9 Juillet 2026
Le verset lève une hésitation née d’usages antérieurs en réaffirmant la sacralité de Ṣafâ et Marwa. Le Coran purifie le rite de ses attaches polythéistes sans l’abolir, le réinscrivant dans le monothéisme pur comme signe légitime de Dieu.
Les sha‘âʾir (rites sacrés) sont des signes visibles qui éveillent la conscience de Dieu.

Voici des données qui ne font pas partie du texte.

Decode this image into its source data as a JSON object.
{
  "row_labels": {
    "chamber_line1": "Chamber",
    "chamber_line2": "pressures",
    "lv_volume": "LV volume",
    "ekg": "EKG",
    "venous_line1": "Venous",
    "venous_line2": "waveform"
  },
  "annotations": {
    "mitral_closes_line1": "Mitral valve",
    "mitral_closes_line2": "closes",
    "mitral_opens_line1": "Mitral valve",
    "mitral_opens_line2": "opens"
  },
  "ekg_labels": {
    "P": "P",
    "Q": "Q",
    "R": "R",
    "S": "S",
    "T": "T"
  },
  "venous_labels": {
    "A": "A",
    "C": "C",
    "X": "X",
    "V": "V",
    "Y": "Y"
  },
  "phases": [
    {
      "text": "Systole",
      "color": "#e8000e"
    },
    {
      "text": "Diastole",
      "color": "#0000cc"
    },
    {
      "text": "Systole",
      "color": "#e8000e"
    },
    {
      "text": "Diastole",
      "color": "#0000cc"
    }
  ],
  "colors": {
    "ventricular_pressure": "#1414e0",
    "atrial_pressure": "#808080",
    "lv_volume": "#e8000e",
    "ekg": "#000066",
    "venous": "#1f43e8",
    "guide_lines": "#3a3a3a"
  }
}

Le rite devient mémoire incarnée : le corps se déplace pour rappeler au cœur la grandeur divine et la fidélité inscrite dans l’histoire.
La levée du junâḥ (infraction) ne constitue pas une simple permission, mais une réhabilitation pleine. Le sa‘î (les parcours entre Ṣafâ et Marwa) est confirmé comme pratique légitime du pèlerinage, restaurée dans sa finalité spirituelle et dégagée de toute confusion ancienne.
La mention du taṭawwu‘ (acte de bien) élargit l’horizon du rite. Dieu est shâkir, reconnaissant, et multiplie la valeur des œuvres volontaires. La sincérité et l’élan libre donnent au geste rituel sa profondeur auprès de Dieu.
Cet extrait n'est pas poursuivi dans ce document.